Haitao Qing
Postdoc Fellow
Soft Robotics, Mechanical Intelligence, Shape Morphing Structures
haitao.qing@berkeley.edu
About
Haitao Qing is a postdoctoral research associate specializing in mechanically intelligent soft robotics, shape morphing structures, and functional actuators and materials. If you’re interested in his work, please check his Google Scholar Page.
Before joining the Morphing Matter Lab, he earned his bachelor’s and master’s degrees in Mechanical Engineering from Hanyang University, South Korea and his PhD in Mechanical Engineering from North Carolina State University.
IROS 2026 Workshop: Mechanically Intelligent Soft Robotics
2026/10/01 Pittsburgh, David L. Lawrence Convention Center
Traditional rigid robotics is largely built upon a controller-centric architecture, fundamentally separating sensing, computation, and actuation into distinct components. However, soft robots approach unstructured environments differently; they excel at safe, adaptive interactions by embedding intelligence directly into the physical body of the robot itself. By transitioning away from siloed electronic components, these systems simplify the overall system architecture while simultaneously driving improvements in robustness, adaptability, and autonomy.
We define Mechanical Intelligence in soft robots as enabling soft robots to sense, adapt, and make decisions by leveraging their inherent physical structure and mechanics.
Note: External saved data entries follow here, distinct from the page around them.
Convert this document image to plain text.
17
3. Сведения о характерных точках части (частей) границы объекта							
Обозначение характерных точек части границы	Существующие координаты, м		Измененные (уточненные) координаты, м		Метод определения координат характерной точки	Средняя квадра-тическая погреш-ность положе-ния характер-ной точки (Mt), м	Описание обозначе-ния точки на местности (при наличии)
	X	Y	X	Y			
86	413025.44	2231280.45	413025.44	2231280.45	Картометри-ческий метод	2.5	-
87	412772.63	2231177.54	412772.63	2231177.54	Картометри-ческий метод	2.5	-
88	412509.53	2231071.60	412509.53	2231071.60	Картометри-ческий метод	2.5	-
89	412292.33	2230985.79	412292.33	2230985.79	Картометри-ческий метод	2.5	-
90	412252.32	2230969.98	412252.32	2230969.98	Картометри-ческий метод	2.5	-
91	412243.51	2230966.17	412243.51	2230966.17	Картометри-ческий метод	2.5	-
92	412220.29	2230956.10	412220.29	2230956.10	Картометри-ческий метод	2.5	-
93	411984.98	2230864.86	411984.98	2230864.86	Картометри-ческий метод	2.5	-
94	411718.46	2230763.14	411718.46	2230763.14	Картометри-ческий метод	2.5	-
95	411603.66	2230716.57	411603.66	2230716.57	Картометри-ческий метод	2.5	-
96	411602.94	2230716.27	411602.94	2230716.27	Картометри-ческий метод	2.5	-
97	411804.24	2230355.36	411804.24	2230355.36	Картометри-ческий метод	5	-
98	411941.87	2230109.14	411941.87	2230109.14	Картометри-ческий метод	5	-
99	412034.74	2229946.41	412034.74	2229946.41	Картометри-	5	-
By embedding sensing, regulation, and decision-like behaviors directly into physical interactions, and transforming environmental inputs into coordinated motion and state transitions, mechanical intelligence minimizes reliance on computationally heavy processing and complex feedback loops. This paradigm is rapidly advancing through recent developments in bio-inspired design, fluidic oscillators, mono-/bi-/multi-stability, and mechanical logic gates.
This workshop brings together the soft robotics community with experts in mechanics, structures, and design to explore the emerging field of mechanically intelligent soft robotics. We will highlight state-of-the-art advancements, pinpoint grand challenges and evaluation metrics, and forge cross-disciplinary pathways. Ultimately, the workshop seeks to catalyze new interdisciplinary collaborations and advance the development of robotic systems that integrate mechanical intelligence.